“I’ve seen the devil, you know.” Astrid hesitated for just a second before continuing her busy work, wiping the bar with a cloth more out of habit than with any purpose, she tried not to change her expression at this admission.
“You have not.” She dropped the bait. This was one of her favourite parts of her job, after enough mead the townspeople here, paranoid and god-fearing, always had good stories to tell, and this early in the evening there was nothing Astrid needed to do but listen.
“I swear it. More than once.” For a second, Therion’s face appeared to grey.
“When?”
“The first time was when I was a little boy, I woke up in the middle of the night and immediately had the feeling that I was being watched. I pulled the covers up under my chin and watched in horror as a shadow in the corner turned and swirled into the shape of a woman. She was the most beautiful woman I had ever seen. I was just a boy but even now, as a man, I have never seen anyone more beautiful. The only thing that gave her away as unnatural was her height, she was much taller than an average person, she had to bow her head slightly to avoid the ceiling.
She had her hands together as if holding something precious, she came closer and held her hands out to me, opening them. Inside was a plain, iron key. The closer she came, the more the scent of burned roses filled my nose.

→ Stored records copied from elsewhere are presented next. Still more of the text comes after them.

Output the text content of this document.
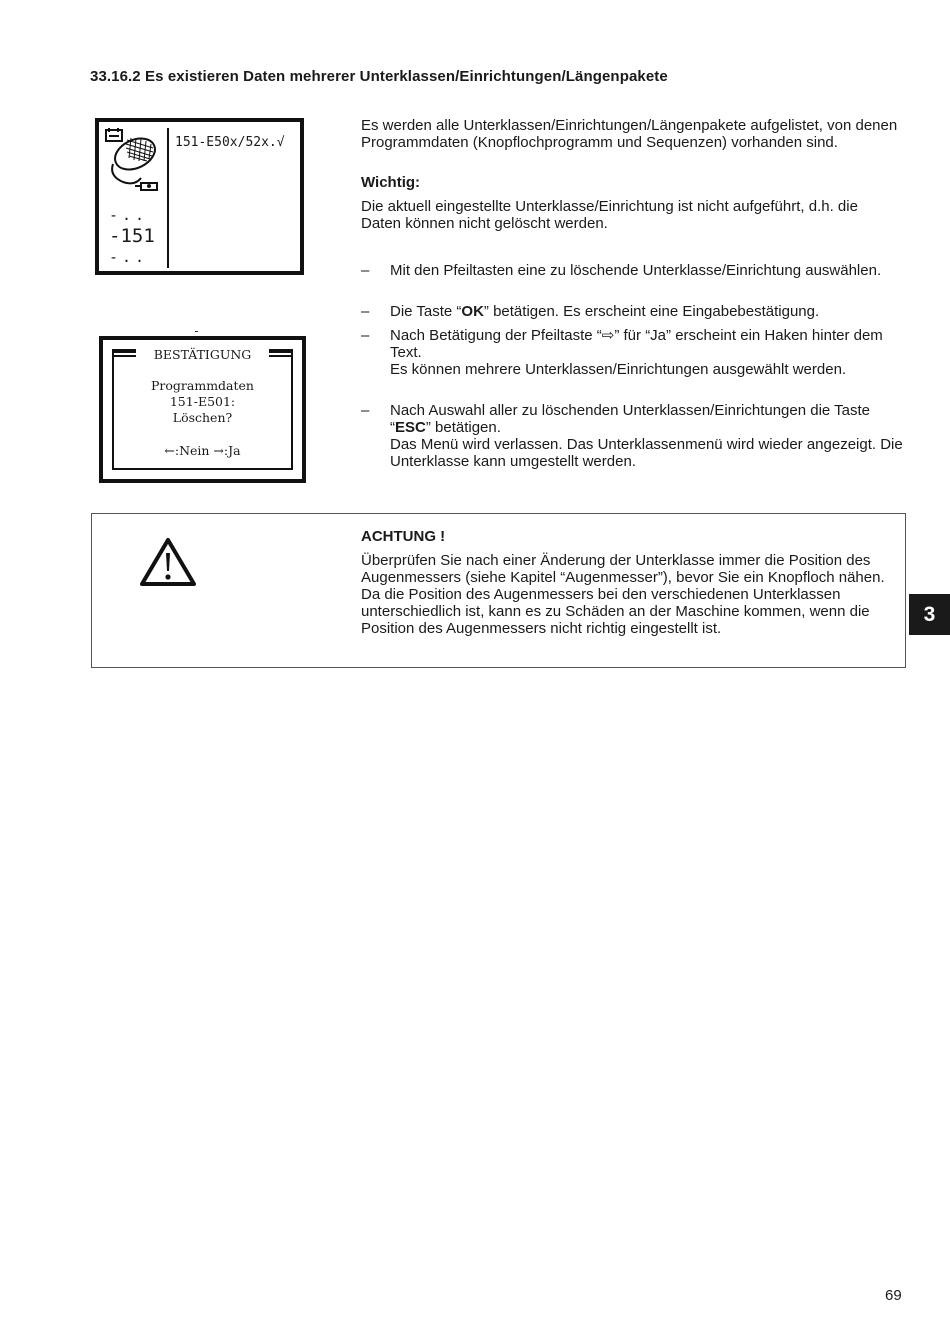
33.16.2 Es existieren Daten mehrerer Unterklassen/Einrichtungen/Längenpakete
151-E50x/52x.√
-..
-151
-..
BESTÄTIGUNG
Programmdaten
151-E501:
Löschen?
←:Nein →:Ja

Es werden alle Unterklassen/Einrichtungen/Längenpakete aufgelistet, von denen Programmdaten (Knopflochprogramm und Sequenzen) vorhanden sind.

Wichtig:
Die aktuell eingestellte Unterklasse/Einrichtung ist nicht aufgeführt, d.h. die Daten können nicht gelöscht werden.
– Mit den Pfeiltasten eine zu löschende Unterklasse/Einrichtung auswählen.
– Die Taste “OK” betätigen. Es erscheint eine Eingabebestätigung.
– Nach Betätigung der Pfeiltaste “⇨” für “Ja” erscheint ein Haken hinter dem Text.
Es können mehrere Unterklassen/Einrichtungen ausgewählt werden.
– Nach Auswahl aller zu löschenden Unterklassen/Einrichtungen die Taste “ESC” betätigen.
Das Menü wird verlassen. Das Unterklassenmenü wird wieder angezeigt. Die Unterklasse kann umgestellt werden.
ACHTUNG !
Überprüfen Sie nach einer Änderung der Unterklasse immer die Position des Augenmessers (siehe Kapitel “Augenmesser”), bevor Sie ein Knopfloch nähen. Da die Position des Augenmessers bei den verschiedenen Unterklassen unterschiedlich ist, kann es zu Schäden an der Maschine kommen, wenn die Position des Augenmessers nicht richtig eingestellt ist.
3
69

‘Take it — keep it close.’ She was smiling, and her voice trailed along with the whistling of the wind in the rafters and echoed into my bones. I reached out, and as soon as the key left her hand, she disappeared into the swirling darkness she arrived in. I tucked the key under my pillow and felt the deepest fatigue I’d ever felt. I don’t even remember settling back into my bed before the sunlight was upon me the next morning.
I kept the key with me at all times, I never went to bed without tucking it back under my pillow, and never left my bed without taking it with me. Every single morning I was surprised to see it still there, as if this had just been a long dream and one of these days I was going to wake up, find it absent, and that clarity that comes upon fully awakening would come, how silly I would feel to have believed it to be true.
I grew up in a town far from here, the second oldest of five, my father was a farmer and was very quick to temper. We walked upon egg shells every day and did what we were told, my siblings and I. One day, on the way back from the barn I tripped over a root, and time seemed to slow down as I watched the bucket of cow’s milk I had been holding fall to the ground, and begin soaking into the earth. Before I had the chance to register what was going on, I heard the booming voice of my father, still drunk from the night before as he grabbed my arm and dragged me towards the cellar. I couldn’t understand what he was saying, but his frenzied mutterings dripped with a hatred I had never felt before. I remember the pop of my shoulder dislocating, and being thrown down the six feet into the cellar before I blacked out.” Therion’s hand instinctively went to his shoulder, as if to make sure it was back where it was supposed to be.
“I woke up some time later to complete silence, kind of like this,” Therion chuckled and hesitated a moment before continuing. “Cracks of light from the house above me filtered down through the wooden floorboards. I heard no baby sister crying, or laughing. No younger brothers fighting in the living room. No murmurs of my mother and older sister worrying over recipes in the kitchen. No footsteps, no life.
I paced for a moment, quietly, afraid to disturb the silence, then I took a piece of my shirt in my teeth and with my good arm ripped a length of cloth to wrap my arm with. As I did so, I heard a clatter as the key from my pocket fell and hit a stone on the cold ground. I picked it up and without hesitation, used it on the cellar door, and pulled myself painfully into the sunlight. Everything looked perfectly normal outside, but I knew not to go into the house, I had heard my father’s roaring voice a hundred times, but that silence was the most terrifying sound. I walked to a neighbour, who was about a mile away.
I never asked what happened, I knew. I was never brought back to that house, and was sent here to live with my mother’s sister.” Therion paused, reached into the top of his shirt and produced a small iron key on a thin leather cord. “But I’ve kept this with me every single day since.”
The clanging of the bell above the door interrupted the spell cast over the two of them, and Therion quickly tucked the key back into his shirt, his face snapped into a smile and he cheerfully greeted the two men who entered. Astrid watched him don the mask and followed suit, wearing a smile of her own and acting as if the rug had not just been ripped out from under her. The three men talked about the weather, their work, their partners. More customers arrived, and soon the tavern was filled with familiar faces and the lilting of a lyre from the stage in the corner.
The next few times that Therion came to the tavern, he acted as if he’d never told Astrid the story of the devil and her key, now obviously visible under the fabric of every shirt he wore, but then, he hadn’t had as much to drink as he had on that evening.